Sorry to learn of your problems, hope you are able to resolve these issues in time.

All of a sudden my little projects seem so trivial. I never would have been able to investigate and diagnose the issues like you guys have :).

Looking forward to reconnecting in Great Bend. No matter what you bring we're gonna have a great time :).

TomK
 

Fathead Racing

Well Known Member
Supporting Member 7
I know what your going through. I think for now I'm whipped! I'm sick of chasing this water.

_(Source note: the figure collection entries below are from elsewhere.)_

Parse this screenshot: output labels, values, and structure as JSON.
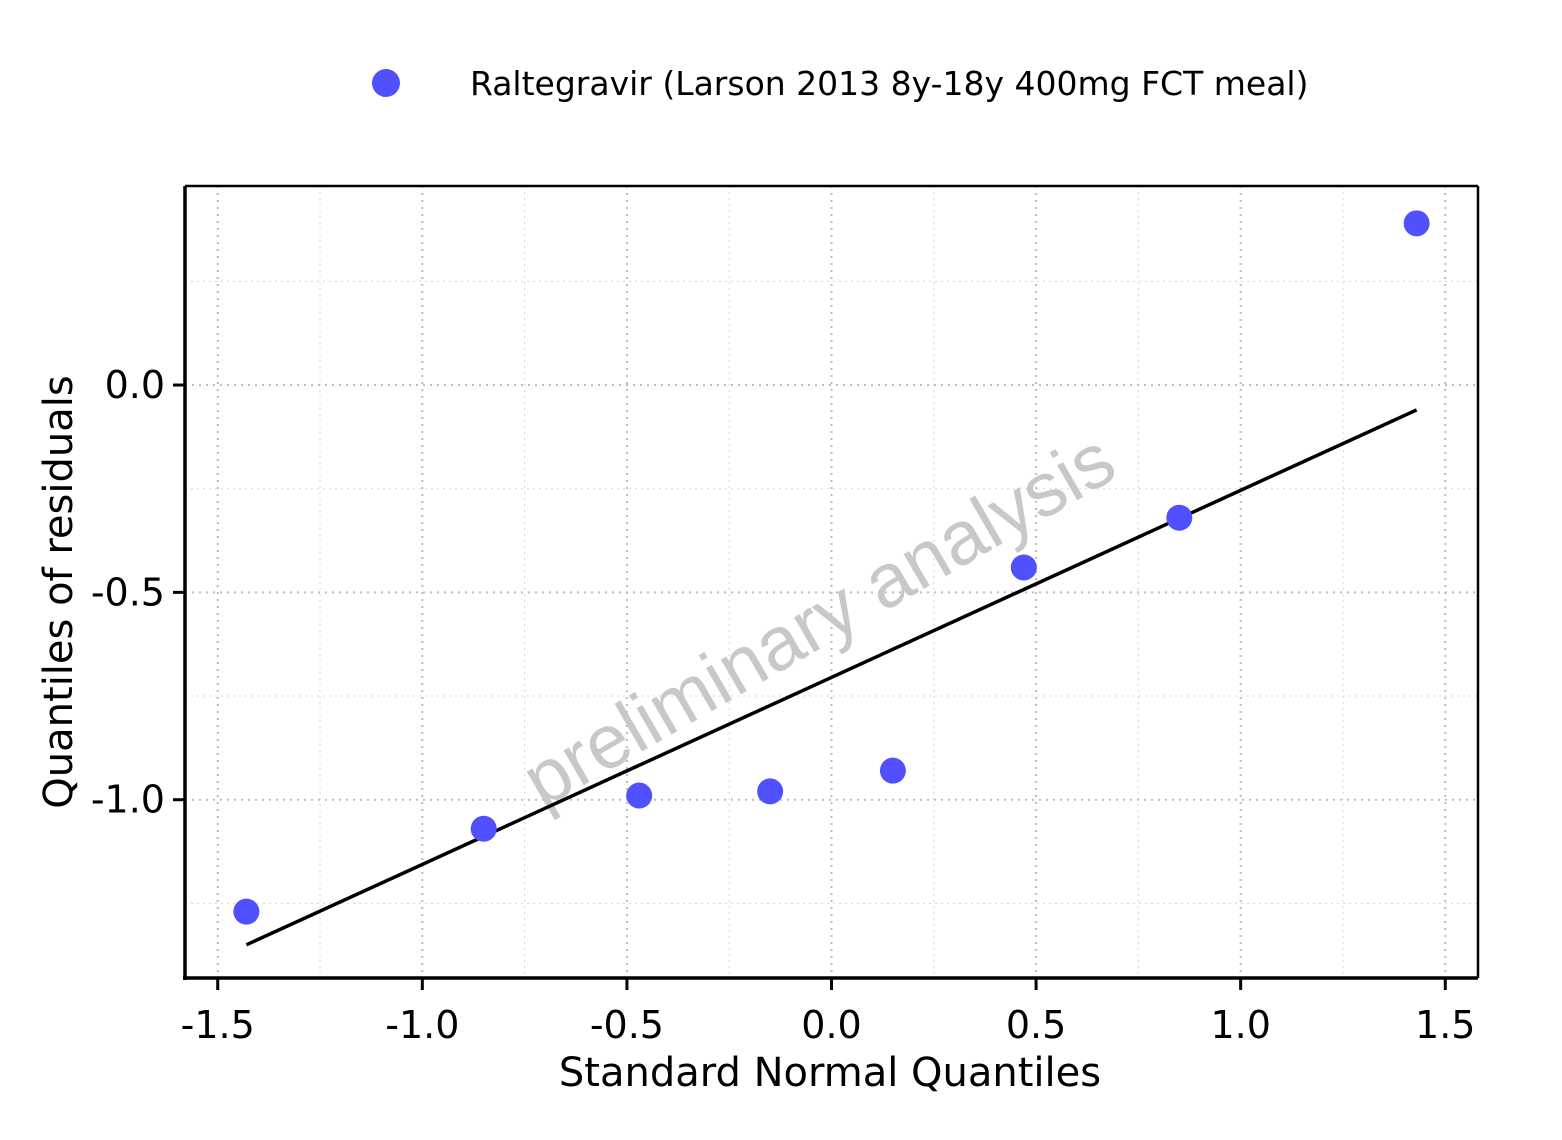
{
  "chart_data": {
    "type": "scatter",
    "title": "",
    "xlabel": "Standard Normal Quantiles",
    "ylabel": "Quantiles of residuals",
    "xlim": [
      -1.58,
      1.58
    ],
    "ylim": [
      -1.43,
      0.48
    ],
    "xticks": [
      -1.5,
      -1.0,
      -0.5,
      0.0,
      0.5,
      1.0,
      1.5
    ],
    "xtick_labels": [
      "-1.5",
      "-1.0",
      "-0.5",
      "0.0",
      "0.5",
      "1.0",
      "1.5"
    ],
    "yticks": [
      -1.0,
      -0.5,
      0.0
    ],
    "ytick_labels": [
      "-1.0",
      "-0.5",
      "0.0"
    ],
    "minor_xticks": [
      -1.25,
      -0.75,
      -0.25,
      0.25,
      0.75,
      1.25
    ],
    "minor_yticks": [
      -1.25,
      -0.75,
      -0.25,
      0.25
    ],
    "grid": true,
    "legend_position": "top",
    "series": [
      {
        "name": "Raltegravir (Larson 2013 8y-18y 400mg FCT meal)",
        "color": "#5050ff",
        "marker": "circle",
        "x": [
          -1.43,
          -0.85,
          -0.47,
          -0.15,
          0.15,
          0.47,
          0.85,
          1.43
        ],
        "y": [
          -1.27,
          -1.07,
          -0.99,
          -0.98,
          -0.93,
          -0.44,
          -0.32,
          0.39
        ]
      }
    ],
    "reference_line": {
      "x": [
        -1.43,
        1.43
      ],
      "y": [
        -1.35,
        -0.06
      ],
      "color": "#000000"
    },
    "watermark": "preliminary analysis"
  }
}
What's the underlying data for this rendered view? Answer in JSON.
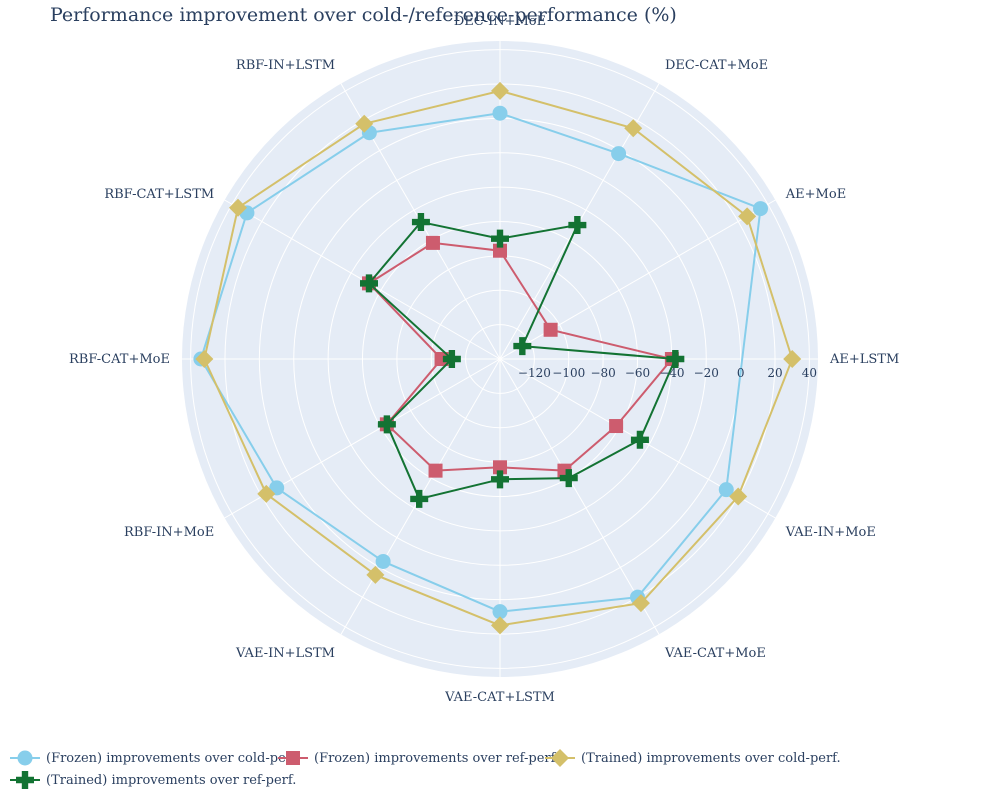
{
  "chart_data": {
    "type": "radar",
    "title": "Performance improvement over cold-/reference-performance (%)",
    "categories": [
      "AE+LSTM",
      "AE+MoE",
      "DEC-CAT+MoE",
      "DEC-IN+MoE",
      "RBF-IN+LSTM",
      "RBF-CAT+LSTM",
      "RBF-CAT+MoE",
      "RBF-IN+MoE",
      "VAE-IN+LSTM",
      "VAE-CAT+LSTM",
      "VAE-CAT+MoE",
      "VAE-IN+MoE"
    ],
    "radial_range": [
      -140,
      45
    ],
    "radial_ticks": [
      -120,
      -100,
      -80,
      -60,
      -40,
      -20,
      0,
      20,
      40
    ],
    "grid": true,
    "legend_position": "bottom",
    "series": [
      {
        "name": "(Frozen) improvements over cold-perf.",
        "color": "#87ceeb",
        "marker": "circle",
        "values": [
          null,
          35,
          -2,
          3,
          12,
          30,
          34,
          10,
          -4,
          7,
          20,
          12
        ]
      },
      {
        "name": "(Frozen) improvements over ref-perf.",
        "color": "#cd5c6e",
        "marker": "square",
        "values": [
          -40,
          -106,
          null,
          -77,
          -62,
          -52,
          -106,
          -64,
          -65,
          -77,
          -65,
          -62
        ]
      },
      {
        "name": "(Trained) improvements over cold-perf.",
        "color": "#d4c06a",
        "marker": "diamond",
        "values": [
          30,
          26,
          15,
          16,
          18,
          36,
          32,
          17,
          5,
          15,
          24,
          20
        ]
      },
      {
        "name": "(Trained) improvements over ref-perf.",
        "color": "#137333",
        "marker": "cross",
        "values": [
          -38,
          -125,
          -50,
          -70,
          -48,
          -52,
          -112,
          -64,
          -46,
          -70,
          -60,
          -46
        ]
      }
    ]
  }
}
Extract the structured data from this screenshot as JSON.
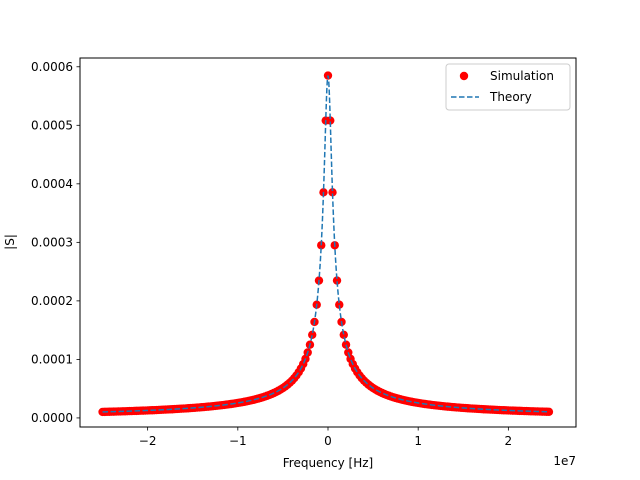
{
  "chart_data": {
    "type": "line",
    "title": "",
    "xlabel": "Frequency [Hz]",
    "ylabel": "|S|",
    "x_offset_text": "1e7",
    "xlim": [
      -2.75,
      2.75
    ],
    "ylim": [
      -1.55e-05,
      0.000615
    ],
    "x_scale_factor": 10000000,
    "x_ticks": [
      -2,
      -1,
      0,
      1,
      2
    ],
    "x_tick_labels": [
      "−2",
      "−1",
      "0",
      "1",
      "2"
    ],
    "y_ticks": [
      0,
      0.0001,
      0.0002,
      0.0003,
      0.0004,
      0.0005,
      0.0006
    ],
    "y_tick_labels": [
      "0.0000",
      "0.0001",
      "0.0002",
      "0.0003",
      "0.0004",
      "0.0005",
      "0.0006"
    ],
    "grid": false,
    "legend_position": "top-right",
    "series": [
      {
        "name": "Simulation",
        "style": "markers",
        "color": "#ff0000",
        "x_min": -2.5,
        "x_max": 2.45,
        "points": 199,
        "model": {
          "peak": 0.000585,
          "half_width": 0.0438,
          "unit_x": "1e7 Hz"
        }
      },
      {
        "name": "Theory",
        "style": "dashed",
        "color": "#1f77b4",
        "x_min": -2.5,
        "x_max": 2.45,
        "model": {
          "peak": 0.000585,
          "half_width": 0.0438,
          "unit_x": "1e7 Hz"
        }
      }
    ]
  }
}
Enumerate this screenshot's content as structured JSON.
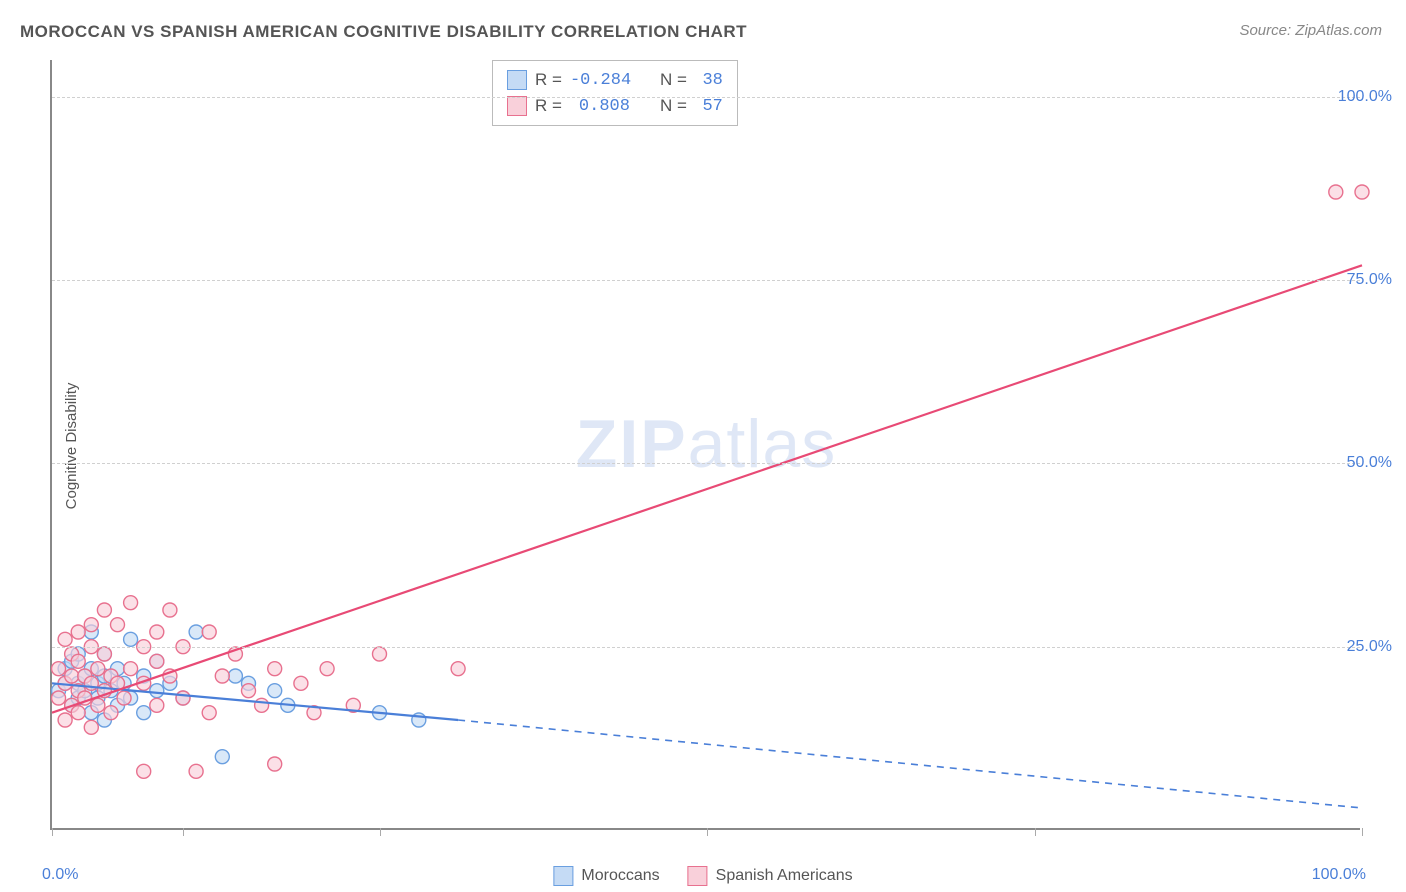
{
  "title": "MOROCCAN VS SPANISH AMERICAN COGNITIVE DISABILITY CORRELATION CHART",
  "source": "Source: ZipAtlas.com",
  "ylabel": "Cognitive Disability",
  "watermark_zip": "ZIP",
  "watermark_atlas": "atlas",
  "chart": {
    "type": "scatter-regression",
    "xlim": [
      0,
      100
    ],
    "ylim": [
      0,
      105
    ],
    "x_ticks": [
      0,
      10,
      25,
      50,
      75,
      100
    ],
    "x_tick_labels_shown": {
      "0": "0.0%",
      "100": "100.0%"
    },
    "y_ticks": [
      25,
      50,
      75,
      100
    ],
    "y_tick_labels": {
      "25": "25.0%",
      "50": "50.0%",
      "75": "75.0%",
      "100": "100.0%"
    },
    "background_color": "#ffffff",
    "grid_color": "#d0d0d0",
    "axis_color": "#888888",
    "tick_label_color": "#4a7fd8",
    "series": [
      {
        "name": "Moroccans",
        "color_fill": "#c5dbf5",
        "color_stroke": "#6a9fe0",
        "line_color": "#4a7fd8",
        "R": "-0.284",
        "N": "38",
        "points": [
          [
            0.5,
            19
          ],
          [
            1,
            20
          ],
          [
            1,
            22
          ],
          [
            1.5,
            17
          ],
          [
            1.5,
            23
          ],
          [
            2,
            18
          ],
          [
            2,
            20
          ],
          [
            2,
            24
          ],
          [
            2.5,
            19
          ],
          [
            2.5,
            21
          ],
          [
            3,
            16
          ],
          [
            3,
            22
          ],
          [
            3,
            27
          ],
          [
            3.5,
            18
          ],
          [
            3.5,
            20
          ],
          [
            4,
            15
          ],
          [
            4,
            21
          ],
          [
            4,
            24
          ],
          [
            4.5,
            19
          ],
          [
            5,
            17
          ],
          [
            5,
            22
          ],
          [
            5.5,
            20
          ],
          [
            6,
            26
          ],
          [
            6,
            18
          ],
          [
            7,
            21
          ],
          [
            7,
            16
          ],
          [
            8,
            19
          ],
          [
            8,
            23
          ],
          [
            9,
            20
          ],
          [
            10,
            18
          ],
          [
            11,
            27
          ],
          [
            13,
            10
          ],
          [
            14,
            21
          ],
          [
            15,
            20
          ],
          [
            17,
            19
          ],
          [
            18,
            17
          ],
          [
            25,
            16
          ],
          [
            28,
            15
          ]
        ],
        "regression_solid": {
          "x1": 0,
          "y1": 20,
          "x2": 31,
          "y2": 15
        },
        "regression_dashed": {
          "x1": 31,
          "y1": 15,
          "x2": 100,
          "y2": 3
        }
      },
      {
        "name": "Spanish Americans",
        "color_fill": "#f9d0da",
        "color_stroke": "#e8718f",
        "line_color": "#e84a75",
        "R": "0.808",
        "N": "57",
        "points": [
          [
            0.5,
            18
          ],
          [
            0.5,
            22
          ],
          [
            1,
            15
          ],
          [
            1,
            20
          ],
          [
            1,
            26
          ],
          [
            1.5,
            17
          ],
          [
            1.5,
            21
          ],
          [
            1.5,
            24
          ],
          [
            2,
            16
          ],
          [
            2,
            19
          ],
          [
            2,
            23
          ],
          [
            2,
            27
          ],
          [
            2.5,
            18
          ],
          [
            2.5,
            21
          ],
          [
            3,
            14
          ],
          [
            3,
            20
          ],
          [
            3,
            25
          ],
          [
            3,
            28
          ],
          [
            3.5,
            17
          ],
          [
            3.5,
            22
          ],
          [
            4,
            19
          ],
          [
            4,
            24
          ],
          [
            4,
            30
          ],
          [
            4.5,
            16
          ],
          [
            4.5,
            21
          ],
          [
            5,
            20
          ],
          [
            5,
            28
          ],
          [
            5.5,
            18
          ],
          [
            6,
            22
          ],
          [
            6,
            31
          ],
          [
            7,
            20
          ],
          [
            7,
            25
          ],
          [
            7,
            8
          ],
          [
            8,
            17
          ],
          [
            8,
            23
          ],
          [
            8,
            27
          ],
          [
            9,
            30
          ],
          [
            9,
            21
          ],
          [
            10,
            18
          ],
          [
            10,
            25
          ],
          [
            11,
            8
          ],
          [
            12,
            27
          ],
          [
            12,
            16
          ],
          [
            13,
            21
          ],
          [
            14,
            24
          ],
          [
            15,
            19
          ],
          [
            16,
            17
          ],
          [
            17,
            22
          ],
          [
            17,
            9
          ],
          [
            19,
            20
          ],
          [
            20,
            16
          ],
          [
            21,
            22
          ],
          [
            23,
            17
          ],
          [
            25,
            24
          ],
          [
            31,
            22
          ],
          [
            98,
            87
          ],
          [
            100,
            87
          ]
        ],
        "regression_solid": {
          "x1": 0,
          "y1": 16,
          "x2": 100,
          "y2": 77
        },
        "regression_dashed": null
      }
    ]
  },
  "legend": {
    "r_label": "R =",
    "n_label": "N ="
  },
  "bottom_legend": {
    "item1": "Moroccans",
    "item2": "Spanish Americans"
  }
}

Any one having trouble with the Cometic gaskets? At least you found your problem. With mine it's strange I see water out of both pipes, two blown head gaskets?
 

Jim409_Pontiac

Well Known Member
Supporting Member 2
Can still be one side leaking. Water can be pushed through intake to other bank. We had that problem before.
 

Don Jacks

Well Seasoned Member
Supporting Member 3
Ray,Remove the fan belts and thermostat.Make a divider for the thermostat opening from an oil filter box top,or something simular.Fill the engine until the engine is full,and start it up.There will be bubbles in the coolant to tell you which side the leak is on. If they show up on both sides,then both have problems.Good luck!
 

Don Jacks

Well Seasoned Member
Supporting Member 3
That's an old method I learned back in the early eighties when I used to do a lot of work on the GM 5.7 diesels.It works on gas engines as well.